Jack Hobson reviews In Safe Hands, showing in our cinema until Thursday 18 July.
This French adoption drama, directed by Jeanne Henry, is an emotional masterpiece. The almost two hour film documents the important first months of a baby’s life. Given up for adoption on the day he was born, Théo transitions between arms of individuals as a permanent home is searched for.
As a hyperlink cinema piece, the film skillfully tells a triptych of parallel narratives which are ultimately wefted together into one, connected only by a baby. The three standpoints of birth mother, foster father and adoption mother present characters of disparate backgrounds connected with an intimate thread.

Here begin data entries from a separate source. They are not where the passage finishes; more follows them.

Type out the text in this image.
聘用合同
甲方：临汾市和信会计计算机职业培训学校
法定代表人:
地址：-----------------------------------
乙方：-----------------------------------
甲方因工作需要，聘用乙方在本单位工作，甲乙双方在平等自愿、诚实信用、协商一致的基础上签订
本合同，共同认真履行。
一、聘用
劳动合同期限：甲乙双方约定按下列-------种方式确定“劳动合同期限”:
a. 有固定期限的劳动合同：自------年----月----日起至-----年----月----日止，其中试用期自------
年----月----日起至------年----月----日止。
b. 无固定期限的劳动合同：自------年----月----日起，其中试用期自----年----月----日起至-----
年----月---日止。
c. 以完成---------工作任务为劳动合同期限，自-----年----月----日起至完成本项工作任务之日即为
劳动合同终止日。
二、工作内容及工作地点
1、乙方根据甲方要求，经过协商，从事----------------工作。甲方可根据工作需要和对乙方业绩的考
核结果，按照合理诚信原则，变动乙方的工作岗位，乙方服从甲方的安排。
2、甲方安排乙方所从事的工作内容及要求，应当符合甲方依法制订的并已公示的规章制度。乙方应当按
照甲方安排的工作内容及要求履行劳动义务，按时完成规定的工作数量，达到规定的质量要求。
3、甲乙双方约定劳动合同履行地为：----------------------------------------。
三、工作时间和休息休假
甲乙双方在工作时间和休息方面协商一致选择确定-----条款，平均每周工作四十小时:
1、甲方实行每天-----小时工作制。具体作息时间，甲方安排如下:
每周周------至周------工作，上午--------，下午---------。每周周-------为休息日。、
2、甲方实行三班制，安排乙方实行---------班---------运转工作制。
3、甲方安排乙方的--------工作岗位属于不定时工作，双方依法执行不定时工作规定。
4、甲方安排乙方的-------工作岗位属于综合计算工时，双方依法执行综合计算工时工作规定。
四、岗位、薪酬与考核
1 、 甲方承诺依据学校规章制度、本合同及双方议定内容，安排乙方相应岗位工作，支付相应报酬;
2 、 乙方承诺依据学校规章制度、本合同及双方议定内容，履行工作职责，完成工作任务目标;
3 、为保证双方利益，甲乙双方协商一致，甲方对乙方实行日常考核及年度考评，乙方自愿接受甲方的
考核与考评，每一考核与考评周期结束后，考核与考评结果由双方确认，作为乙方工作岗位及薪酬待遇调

Flashbacks extend the core narrative from months into years, highlighting the difficulties of adoption as real life hinders the process. The struggles required to endure throughout the adoption process are highlighted in this; this is perhaps exaggerated by the length of the film itself as the audience are continually wondering about the fate of Théo throughout.
Although no flash forwards are portrayed, we are given a strong sense that the events of the film are crucial in shaping Théo’s future. In this the troubles of the characters’ pasts are provided a counterbalance in the form of hope in new beginnings for the future.
Detailed scenes of fostering and adoption allow the film to feel somewhat like a documentary – revealing insight to an entire system that many in the audience would not be at all familiar with and indeed delving into a subject rarely touched on in cinema. Although this threatens the film to become cold and disconnected, Jeanne Henry still gives immense power to human interaction and character. Scenes between Théo and parental figures are especially delicate and heartwarming, they are although simultaneously heavy as each touch casts waves throughout the narrative.
In this work Jeanne Henry has tenderly humanized what otherwise could have been a heavy and tricky subject.